Why Chemists Rinse Their Glassware Three Times (and Why You Should, Too)

In a past life, I was a laboratory assistant in a chemistry lab, where I used very little of the knowledge that I gained while studying chemistry in four years. I retired from the industry over a decade ago, but some habits have stuck with me, especially when it comes to glassware.

I love chemical glassware. I have an (admittedly terrible) Erlenmeyer flask tattoo on my lower back and tend to gravitate toward kitchen equipment that looks like it belongs in a lab. At school, I never objected to “washing up,” i.e., splashing around in an acid bath, cleaning glasses, round-bottomed glasses, and—yes—Erlenmeyers of all the organic and inorganic material stuck to their innards. After a cleansing dip in an acid bath and a neutralizing splash in an alkaline bath, I rinsed each piece of glass three times to remove the last residue from the baths.

The triple rinse was not a personal chicanery, but something that everyone did, and it was what I was advised to do when my classmate Trevor first showed me the process of washing dishes. “Each rinse removes 90% of residue,” he explained. “By the time you’ve done this three times, you’ve removed 99.9% of it.” It made an impression on me, and I still find myself rinsing things – especially dusty glasses – three times.

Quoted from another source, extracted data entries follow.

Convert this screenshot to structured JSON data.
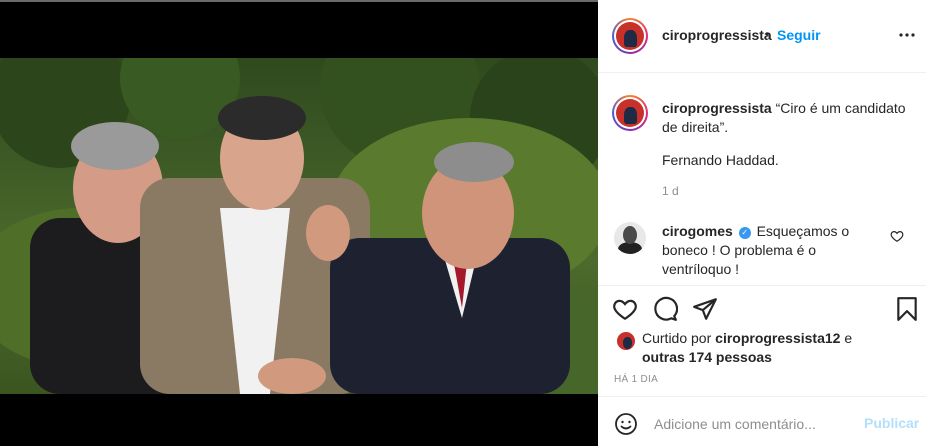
{
  "post": {
    "username": "ciroprogressista",
    "separator": "•",
    "follow_label": "Seguir",
    "more_label": "•••"
  },
  "caption": {
    "username": "ciroprogressista",
    "text": "“Ciro é um candidato de direita”.",
    "line2": "Fernando Haddad.",
    "time": "1 d"
  },
  "comment": {
    "username": "cirogomes",
    "text": "Esqueçamos o boneco ! O problema é o ventríloquo !"
  },
  "likes": {
    "prefix": "Curtido por ",
    "user": "ciroprogressista12",
    "middle": " e",
    "others": "outras 174 pessoas"
  },
  "date": "HÁ 1 DIA",
  "add_comment": {
    "placeholder": "Adicione um comentário...",
    "publish_label": "Publicar"
  },
  "icons": {
    "like": "heart-icon",
    "comment": "comment-icon",
    "share": "share-icon",
    "save": "bookmark-icon",
    "emoji": "emoji-icon",
    "options": "more-icon",
    "verified": "verified-icon"
  },
  "colors": {
    "link": "#0095f6",
    "publish_disabled": "#b2dffc",
    "muted": "#8e8e8e",
    "verified": "#3897f0"
  }
}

To confirm what Trevor told me 13 years ago, and to get a little nervous, I went to the Alconox website to see if they had similar advice. (Alconox makes industrial cleaners similar, if not the same, to the ones we used in my student lab.) I wasn’t disappointed:

Various college and university glassware cleaning procedures requiring three rinses (triple rinse). We also know of historical documents published by the early adopters of laboratory glassware detergents from laboratory glassware manufacturers that recommend a triple rinse… The logic behind triple rinse is that when you fill and empty a vessel three times with water each time, you dilute by 2 orders of magnitude. . Theoretically, you can leave 1% of what was in the vessel each time you empty it, so each rinse is diluted 1:100 with fresh rinse water. Triple rinsing results in a 6 orders of magnitude reduction in water soluble residues that might be present in a dirty wash solution.

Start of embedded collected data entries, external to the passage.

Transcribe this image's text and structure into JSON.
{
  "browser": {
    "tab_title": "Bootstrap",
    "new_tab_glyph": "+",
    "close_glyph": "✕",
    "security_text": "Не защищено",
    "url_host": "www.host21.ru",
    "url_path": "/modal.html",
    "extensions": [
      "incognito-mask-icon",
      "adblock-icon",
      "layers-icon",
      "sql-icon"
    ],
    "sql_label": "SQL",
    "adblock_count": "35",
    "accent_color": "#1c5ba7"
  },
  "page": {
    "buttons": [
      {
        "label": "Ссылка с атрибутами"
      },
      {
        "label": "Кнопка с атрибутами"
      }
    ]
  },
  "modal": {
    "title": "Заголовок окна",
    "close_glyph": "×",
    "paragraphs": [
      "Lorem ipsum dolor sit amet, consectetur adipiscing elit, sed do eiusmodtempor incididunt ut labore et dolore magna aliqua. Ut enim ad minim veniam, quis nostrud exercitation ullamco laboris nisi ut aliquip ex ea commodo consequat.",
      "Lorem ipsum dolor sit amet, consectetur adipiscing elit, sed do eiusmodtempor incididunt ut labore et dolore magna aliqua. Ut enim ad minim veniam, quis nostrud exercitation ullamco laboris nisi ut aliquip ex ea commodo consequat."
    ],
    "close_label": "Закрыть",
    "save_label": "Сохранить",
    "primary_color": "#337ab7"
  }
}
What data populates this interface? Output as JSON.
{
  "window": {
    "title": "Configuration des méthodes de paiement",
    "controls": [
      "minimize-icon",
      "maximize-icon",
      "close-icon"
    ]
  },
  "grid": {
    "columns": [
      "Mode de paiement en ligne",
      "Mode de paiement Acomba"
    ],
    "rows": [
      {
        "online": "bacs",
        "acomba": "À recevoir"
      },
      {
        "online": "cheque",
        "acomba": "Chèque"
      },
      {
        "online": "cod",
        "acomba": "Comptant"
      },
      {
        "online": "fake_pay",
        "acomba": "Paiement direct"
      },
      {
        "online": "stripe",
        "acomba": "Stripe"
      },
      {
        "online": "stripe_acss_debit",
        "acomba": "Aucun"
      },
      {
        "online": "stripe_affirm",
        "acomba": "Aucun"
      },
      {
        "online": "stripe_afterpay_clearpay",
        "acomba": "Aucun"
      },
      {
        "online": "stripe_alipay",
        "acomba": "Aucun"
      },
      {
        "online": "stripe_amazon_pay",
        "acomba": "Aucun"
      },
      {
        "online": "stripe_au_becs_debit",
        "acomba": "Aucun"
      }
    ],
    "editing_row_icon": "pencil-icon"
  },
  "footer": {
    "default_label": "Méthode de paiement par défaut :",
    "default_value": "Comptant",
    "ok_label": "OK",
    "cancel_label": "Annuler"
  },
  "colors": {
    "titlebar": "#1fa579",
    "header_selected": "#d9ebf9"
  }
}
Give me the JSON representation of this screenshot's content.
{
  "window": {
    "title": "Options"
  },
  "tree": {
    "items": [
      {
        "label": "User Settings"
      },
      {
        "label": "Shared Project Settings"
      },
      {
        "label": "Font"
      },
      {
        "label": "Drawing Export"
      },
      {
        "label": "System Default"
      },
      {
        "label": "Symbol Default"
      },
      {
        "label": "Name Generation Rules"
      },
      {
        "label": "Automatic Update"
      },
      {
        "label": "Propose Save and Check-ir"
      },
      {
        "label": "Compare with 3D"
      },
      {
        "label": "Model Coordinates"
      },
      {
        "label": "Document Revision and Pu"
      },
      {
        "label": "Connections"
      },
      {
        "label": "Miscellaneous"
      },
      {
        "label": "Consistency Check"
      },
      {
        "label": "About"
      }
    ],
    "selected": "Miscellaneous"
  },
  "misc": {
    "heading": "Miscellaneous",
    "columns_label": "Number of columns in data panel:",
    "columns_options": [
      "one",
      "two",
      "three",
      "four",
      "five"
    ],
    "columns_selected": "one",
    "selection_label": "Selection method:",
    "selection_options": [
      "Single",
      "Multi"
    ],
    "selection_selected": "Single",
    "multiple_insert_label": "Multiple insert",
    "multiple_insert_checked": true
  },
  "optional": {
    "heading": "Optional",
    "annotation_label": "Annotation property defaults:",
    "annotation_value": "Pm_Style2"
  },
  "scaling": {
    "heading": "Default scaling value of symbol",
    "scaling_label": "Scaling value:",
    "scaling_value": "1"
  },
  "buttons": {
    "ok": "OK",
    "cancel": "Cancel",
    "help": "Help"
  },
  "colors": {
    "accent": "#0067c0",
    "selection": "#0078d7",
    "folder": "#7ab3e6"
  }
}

Is it overkill for glassware in your kitchen? Yes. I doubt you’re working with any reagents or chemicals that pose a residue threat, but there are times when a triple rinse seems justified, say when rinsing a wine or beer glass. In fact, beer snobs take glassware cleanliness almost as seriously as chemists. “Beer cleanliness” is a whole concept: a dust-free, residue-free standard that is designed to ensure you get the best results from your beer. From craftbeer.com :

A clean beer glass does not contain any impurities: disinfectant residue, beer, dirt, food, detergents, grease, chapstick [sic], lipstick, lip balm, boogers, or anything else that could give escaping CO2 a place to cling to. . These areas of dirt act as nucleation centers, allowing bubbles to cling to and collect around the point. Any time you serve beer in an uncleaned glass, you (or your customers) will quickly see the hidden sediment that remains on the seemingly clean glass.

… The Brewers Association ‘s Beer Quality Manual (DBQM) describes that a clean beer glass is one that “forms a proper froth head, allows lacing during drinking, and never shows bubble stains adhering to the sides of the glass in liquid beer.” “.

Bubbles stuck to the inside of a beer glass are the most obvious sign that the glass is not clear of beer. I don’t care what causes these buds, but I don’t want to drink it, and neither do you.

To clean beer glasses (or wine if you are a wine lover) you need to wash them separately from other glassware, let them air dry so that there are no lint or fibers left in the glass, and give them a quick rinse before filling them with beer (or wine). How many times you wash is up to you, but I always choose three to remove as many potential nucleation sites as possible (or at least 99.9% of them).